Hybrid retrieval: combine sparse (BM25) and dense (DPR) scores. Often outperforms either alone.

Retrieval-Augmented Generation (RAG)

Lewis et al. (2020). Integrate retrieval into a generative model.

\[p(y | x) = \sum_{z \in \text{top-}k} p(z | x) \cdot p(y | x, z)\]

The retriever and reader are trained end-to-end (or the retriever is fixed).
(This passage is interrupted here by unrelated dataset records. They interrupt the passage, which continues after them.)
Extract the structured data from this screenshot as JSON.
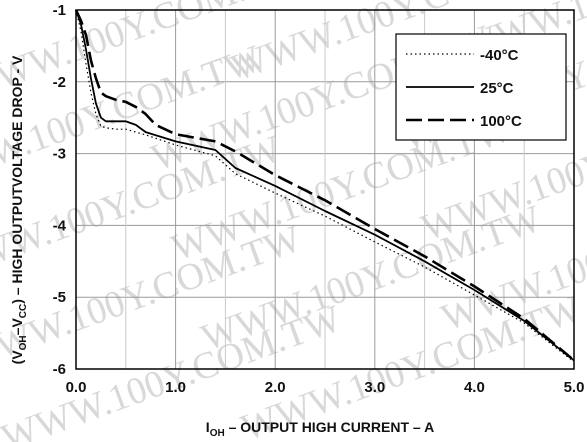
{
  "watermark": "WWW.100Y.COM.TW",
  "chart_data": {
    "type": "line",
    "title": "",
    "xlabel": {
      "main": "I",
      "sub": "OH",
      "rest": " – OUTPUT HIGH CURRENT – A"
    },
    "ylabel": {
      "p1": "(V",
      "s1": "OH",
      "p2": "–V",
      "s2": "CC",
      "p3": ") – HIGH OUTPUTVOLTAGE DROP - V"
    },
    "xlim": [
      0,
      5
    ],
    "ylim": [
      -6,
      -1
    ],
    "x_ticks": [
      0,
      1,
      2,
      3,
      4,
      5
    ],
    "x_tick_labels": [
      "0.0",
      "1.0",
      "2.0",
      "3.0",
      "4.0",
      "5.0"
    ],
    "y_ticks": [
      -1,
      -2,
      -3,
      -4,
      -5,
      -6
    ],
    "y_tick_labels": [
      "-1",
      "-2",
      "-3",
      "-4",
      "-5",
      "-6"
    ],
    "grid": true,
    "legend_position": "top-right",
    "series": [
      {
        "name": "-40°C",
        "style": "dotted",
        "color": "#000000",
        "x": [
          0.0,
          0.05,
          0.1,
          0.15,
          0.2,
          0.25,
          0.3,
          0.4,
          0.5,
          0.7,
          1.0,
          1.4,
          1.6,
          2.0,
          2.5,
          3.0,
          3.5,
          4.0,
          4.5,
          5.0
        ],
        "y": [
          -1.0,
          -1.3,
          -1.75,
          -2.15,
          -2.45,
          -2.62,
          -2.64,
          -2.66,
          -2.66,
          -2.74,
          -2.88,
          -3.03,
          -3.28,
          -3.55,
          -3.87,
          -4.23,
          -4.58,
          -4.97,
          -5.36,
          -5.9
        ]
      },
      {
        "name": "25°C",
        "style": "solid",
        "color": "#000000",
        "x": [
          0.0,
          0.05,
          0.1,
          0.15,
          0.2,
          0.25,
          0.3,
          0.4,
          0.5,
          0.6,
          0.7,
          1.0,
          1.4,
          1.6,
          2.0,
          2.5,
          3.0,
          3.5,
          4.0,
          4.5,
          5.0
        ],
        "y": [
          -1.0,
          -1.2,
          -1.55,
          -1.95,
          -2.3,
          -2.5,
          -2.55,
          -2.55,
          -2.55,
          -2.6,
          -2.7,
          -2.83,
          -2.95,
          -3.2,
          -3.45,
          -3.8,
          -4.13,
          -4.5,
          -4.9,
          -5.33,
          -5.88
        ]
      },
      {
        "name": "100°C",
        "style": "dashed",
        "color": "#000000",
        "x": [
          0.0,
          0.05,
          0.1,
          0.15,
          0.2,
          0.25,
          0.3,
          0.4,
          0.5,
          0.6,
          0.7,
          0.8,
          1.0,
          1.4,
          1.6,
          2.0,
          2.5,
          3.0,
          3.5,
          4.0,
          4.5,
          5.0
        ],
        "y": [
          -1.0,
          -1.15,
          -1.35,
          -1.7,
          -1.95,
          -2.15,
          -2.2,
          -2.25,
          -2.28,
          -2.35,
          -2.45,
          -2.6,
          -2.73,
          -2.83,
          -2.97,
          -3.3,
          -3.65,
          -4.05,
          -4.43,
          -4.85,
          -5.3,
          -5.88
        ]
      }
    ]
  }
}
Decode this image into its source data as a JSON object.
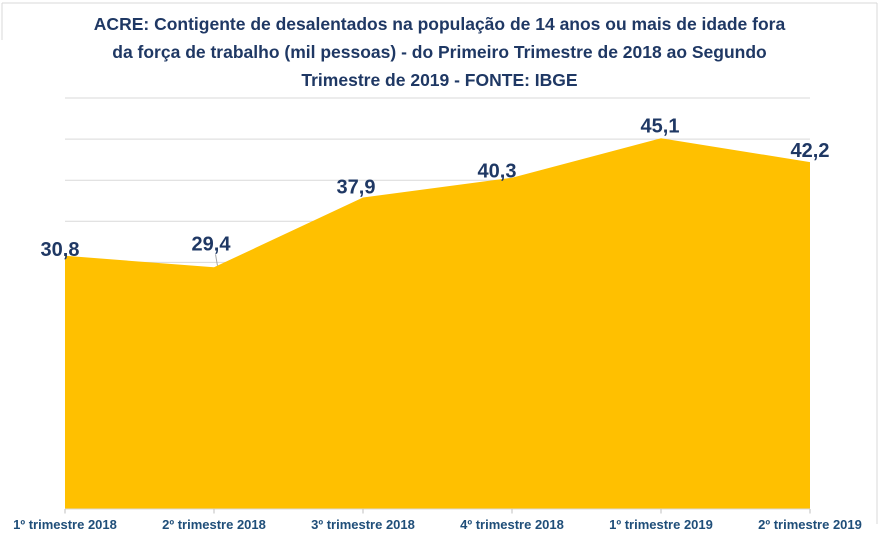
{
  "chart_data": {
    "type": "area",
    "title": "ACRE:  Contigente de  desalentados na população de 14 anos ou mais de idade fora da força de trabalho (mil pessoas) - do Primeiro Trimestre de 2018 ao Segundo Trimestre de 2019 - FONTE: IBGE",
    "title_lines": [
      "ACRE:  Contigente de  desalentados na população de 14 anos ou mais de idade fora",
      "da força de trabalho (mil pessoas) - do Primeiro Trimestre de 2018 ao Segundo",
      "Trimestre de 2019 - FONTE: IBGE"
    ],
    "categories": [
      "1º trimestre 2018",
      "2º trimestre 2018",
      "3º trimestre 2018",
      "4º trimestre 2018",
      "1º trimestre 2019",
      "2º trimestre 2019"
    ],
    "values": [
      30.8,
      29.4,
      37.9,
      40.3,
      45.1,
      42.2
    ],
    "value_labels": [
      "30,8",
      "29,4",
      "37,9",
      "40,3",
      "45,1",
      "42,2"
    ],
    "ylim": [
      0,
      50
    ],
    "gridline_step": 5,
    "grid": true,
    "legend": false,
    "source": "FONTE: IBGE",
    "colors": {
      "area": "#FFC000",
      "grid": "#D9D9D9",
      "axis_line": "#D9D9D9",
      "tick": "#BFBFBF",
      "frame": "#D9D9D9",
      "title": "#1F3864",
      "data_label": "#1F3864",
      "axis_label": "#1F4E79",
      "leader": "#A6A6A6"
    }
  }
}
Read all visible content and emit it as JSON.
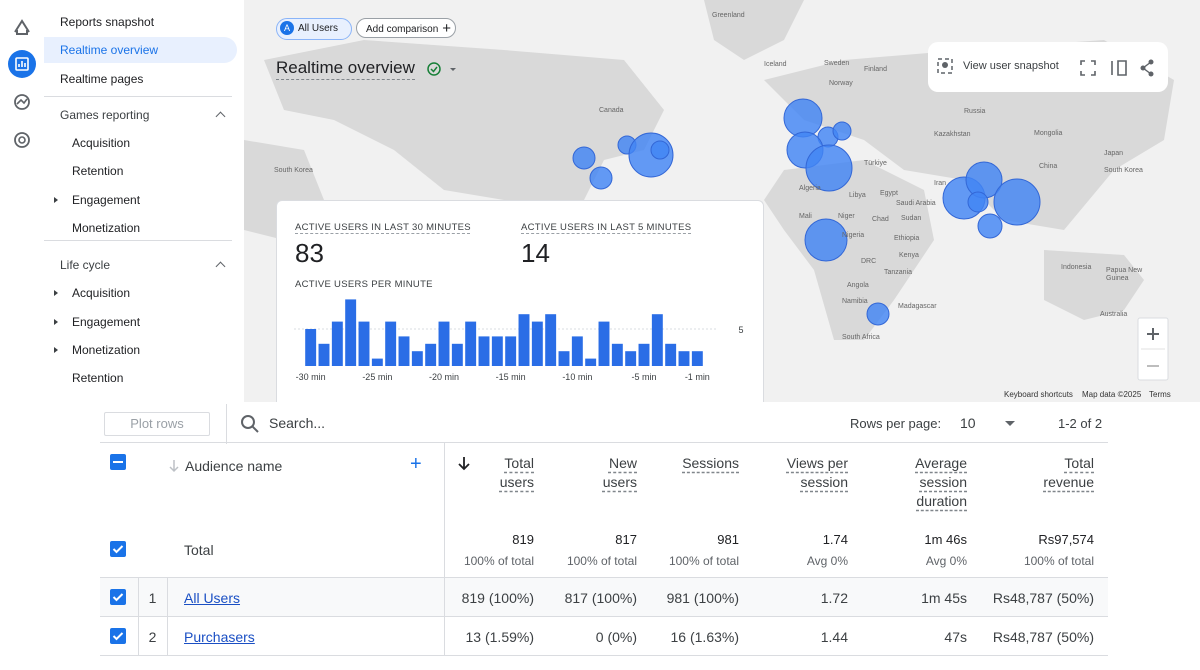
{
  "nav": {
    "top_items": [
      "Reports snapshot",
      "Realtime overview",
      "Realtime pages"
    ],
    "sections": [
      {
        "title": "Games reporting",
        "items": [
          {
            "label": "Acquisition",
            "expandable": false
          },
          {
            "label": "Retention",
            "expandable": false
          },
          {
            "label": "Engagement",
            "expandable": true
          },
          {
            "label": "Monetization",
            "expandable": false
          }
        ]
      },
      {
        "title": "Life cycle",
        "items": [
          {
            "label": "Acquisition",
            "expandable": true
          },
          {
            "label": "Engagement",
            "expandable": true
          },
          {
            "label": "Monetization",
            "expandable": true
          },
          {
            "label": "Retention",
            "expandable": false
          }
        ]
      }
    ]
  },
  "header": {
    "segment_badge": "A",
    "segment": "All Users",
    "add_comparison": "Add comparison",
    "title": "Realtime overview",
    "view_user_snapshot": "View user snapshot"
  },
  "map": {
    "labels": [
      "Greenland",
      "Iceland",
      "Sweden",
      "Norway",
      "Finland",
      "Canada",
      "Russia",
      "Kazakhstan",
      "Mongolia",
      "China",
      "Japan",
      "South Korea",
      "South Korea",
      "Türkiye",
      "Iran",
      "Saudi Arabia",
      "Libya",
      "Egypt",
      "Algeria",
      "Mali",
      "Niger",
      "Chad",
      "Sudan",
      "Nigeria",
      "Ethiopia",
      "DRC",
      "Kenya",
      "Tanzania",
      "Angola",
      "Namibia",
      "Madagascar",
      "South Africa",
      "Indonesia",
      "Papua New Guinea",
      "Australia"
    ],
    "footer": [
      "Keyboard shortcuts",
      "Map data ©2025",
      "Terms"
    ]
  },
  "realtime_card": {
    "metrics": [
      {
        "label": "ACTIVE USERS IN LAST 30 MINUTES",
        "value": 83
      },
      {
        "label": "ACTIVE USERS IN LAST 5 MINUTES",
        "value": 14
      }
    ]
  },
  "chart_data": {
    "type": "bar",
    "title": "ACTIVE USERS PER MINUTE",
    "x": [
      -30,
      -29,
      -28,
      -27,
      -26,
      -25,
      -24,
      -23,
      -22,
      -21,
      -20,
      -19,
      -18,
      -17,
      -16,
      -15,
      -14,
      -13,
      -12,
      -11,
      -10,
      -9,
      -8,
      -7,
      -6,
      -5,
      -4,
      -3,
      -2,
      -1
    ],
    "values": [
      5,
      3,
      6,
      9,
      6,
      1,
      6,
      4,
      2,
      3,
      6,
      3,
      6,
      4,
      4,
      4,
      7,
      6,
      7,
      2,
      4,
      1,
      6,
      3,
      2,
      3,
      7,
      3,
      2,
      2
    ],
    "color": "#2a6de6",
    "xlim": [
      -30.5,
      -0.5
    ],
    "xticks": [
      {
        "value": -30,
        "label": "-30 min"
      },
      {
        "value": -25,
        "label": "-25 min"
      },
      {
        "value": -20,
        "label": "-20 min"
      },
      {
        "value": -15,
        "label": "-15 min"
      },
      {
        "value": -10,
        "label": "-10 min"
      },
      {
        "value": -5,
        "label": "-5 min"
      },
      {
        "value": -1,
        "label": "-1 min"
      }
    ],
    "ylim": [
      0,
      10
    ],
    "yticks": [
      5
    ],
    "grid": true
  },
  "table": {
    "plot_rows": "Plot rows",
    "search_placeholder": "Search...",
    "rows_per_page_label": "Rows per page:",
    "rows_per_page": 10,
    "pagination": "1-2 of 2",
    "dimension_header": "Audience name",
    "columns": [
      "Total users",
      "New users",
      "Sessions",
      "Views per session",
      "Average session duration",
      "Total revenue"
    ],
    "total": {
      "label": "Total",
      "cells": [
        {
          "value": "819",
          "sub": "100% of total"
        },
        {
          "value": "817",
          "sub": "100% of total"
        },
        {
          "value": "981",
          "sub": "100% of total"
        },
        {
          "value": "1.74",
          "sub": "Avg 0%"
        },
        {
          "value": "1m 46s",
          "sub": "Avg 0%"
        },
        {
          "value": "Rs97,574",
          "sub": "100% of total"
        }
      ]
    },
    "rows": [
      {
        "index": 1,
        "name": "All Users",
        "cells": [
          "819 (100%)",
          "817 (100%)",
          "981 (100%)",
          "1.72",
          "1m 45s",
          "Rs48,787 (50%)"
        ]
      },
      {
        "index": 2,
        "name": "Purchasers",
        "cells": [
          "13 (1.59%)",
          "0 (0%)",
          "16 (1.63%)",
          "1.44",
          "47s",
          "Rs48,787 (50%)"
        ]
      }
    ]
  }
}
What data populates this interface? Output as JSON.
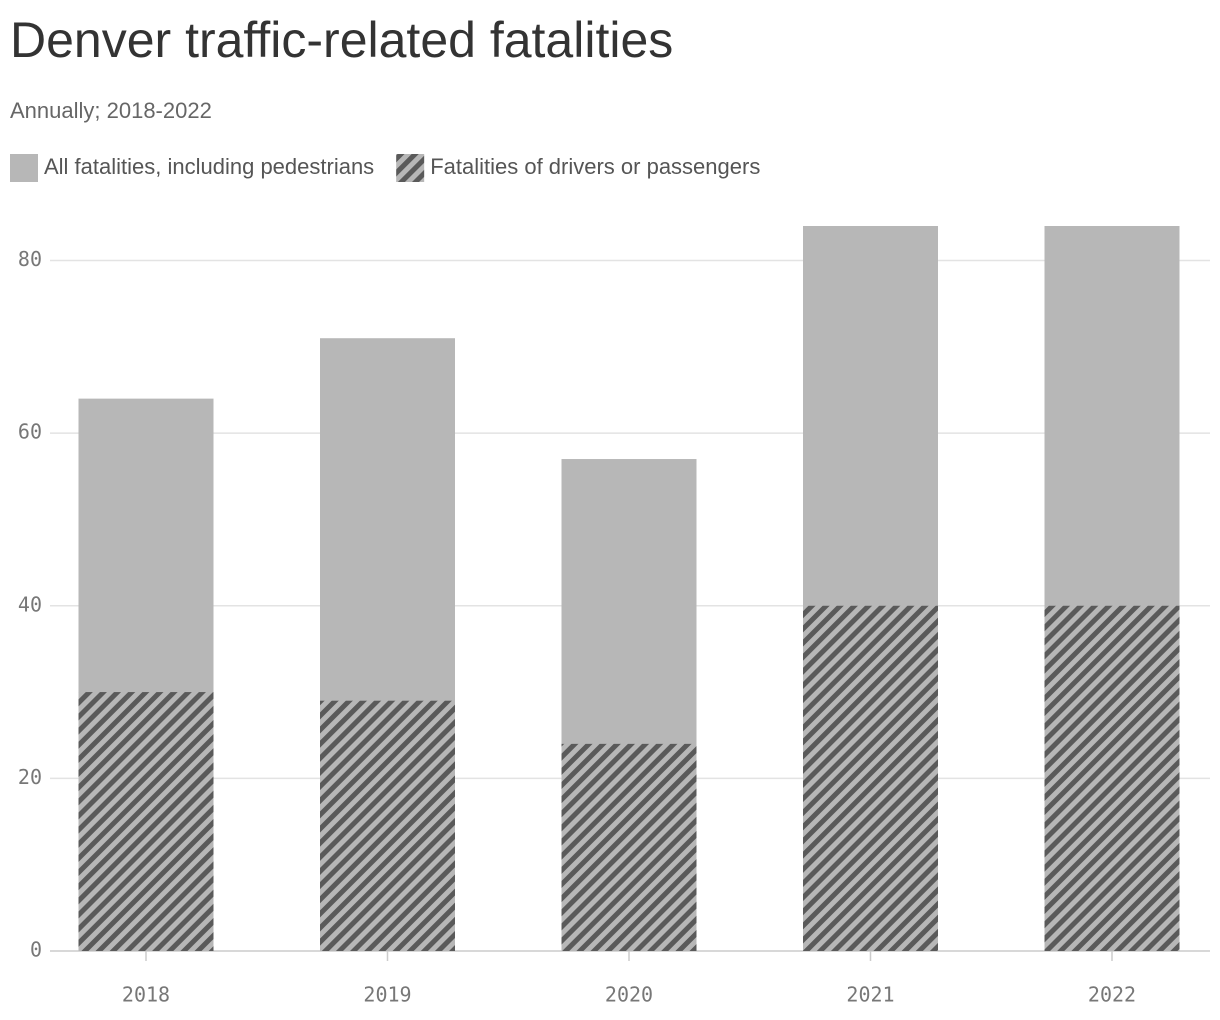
{
  "chart_data": {
    "type": "bar",
    "title": "Denver traffic-related fatalities",
    "subtitle": "Annually; 2018-2022",
    "categories": [
      "2018",
      "2019",
      "2020",
      "2021",
      "2022"
    ],
    "series": [
      {
        "name": "All fatalities, including pedestrians",
        "color": "#b7b7b7",
        "values": [
          64,
          71,
          57,
          84,
          84
        ]
      },
      {
        "name": "Fatalities of drivers or passengers",
        "color": "#5a5a5a",
        "values": [
          30,
          29,
          24,
          40,
          40
        ]
      }
    ],
    "ylim": [
      0,
      84
    ],
    "yticks": [
      0,
      20,
      40,
      60,
      80
    ],
    "grid": true
  }
}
The generator (BART, T5, or an LLM) produces abstractive answers conditioned on the retrieved passages.

RAG is the standard architecture for knowledge-intensive generation tasks and enterprise chat systems.

Closed-Book QA

The language model answers from its parametric knowledge alone, without access to external documents.

GPT-3 few-shot: given a few (question, answer) examples, generates the answer in a forward pass. Surprisingly effective for world-knowledge questions.

T5 closed-book (Roberts et al. 2020): fine-tune T5 on QA pairs without providing any context. Shows that LLMs store substantial factual knowledge.

Limitations: knowledge is frozen at training time; cannot be updated without retraining. LLMs hallucinate when queried beyond their training data.

Multi-Hop Reasoning

Requires chaining multiple pieces of evidence.

Example (HotpotQA): “What year was the director of Film A born?” requires finding the director of Film A, then finding their birth year.

Approaches:

  • Iterative retrieval: retrieve, read, reformulate question, retrieve again.
  • Chain-of-thought prompting: instruct the LLM to reason step by step before answering.
  • Graph-based: build an entity graph over retrieved passages; apply graph neural networks.

Knowledge Base QA

Answer questions by querying a structured knowledge graph (Freebase, Wikidata, DBpedia).

Semantic parsing: convert natural language to a formal query (SPARQL, S-expression).

Entity linking: identify entities in the question and link to KB nodes.

Embedding-based: embed entities and relations; answer by nearest-neighbor search over the graph.

Evaluation

Exact Match (EM): 1 if the predicted answer string matches any reference answer exactly (after normalization: lowercase, strip articles/punctuation).

Token-level F1: harmonic mean of precision and recall over the word overlap between prediction and reference.

ROUGE-L: longest common subsequence for abstractive QA.

Human evaluation: for open-ended or multi-sentence answers where automated metrics correlate poorly.

Challenges

Unanswerable questions: model must abstain rather than hallucinate an answer.

Multi-document reasoning: answer may require synthesizing information from multiple retrieved documents.

Temporal knowledge: facts change over time; models trained on old data give stale answers.

Numerical and arithmetic reasoning: questions like “How many more X than Y?” require counting or arithmetic over extracted values.

Long-form answers: many real questions require multi-paragraph answers, not a single span.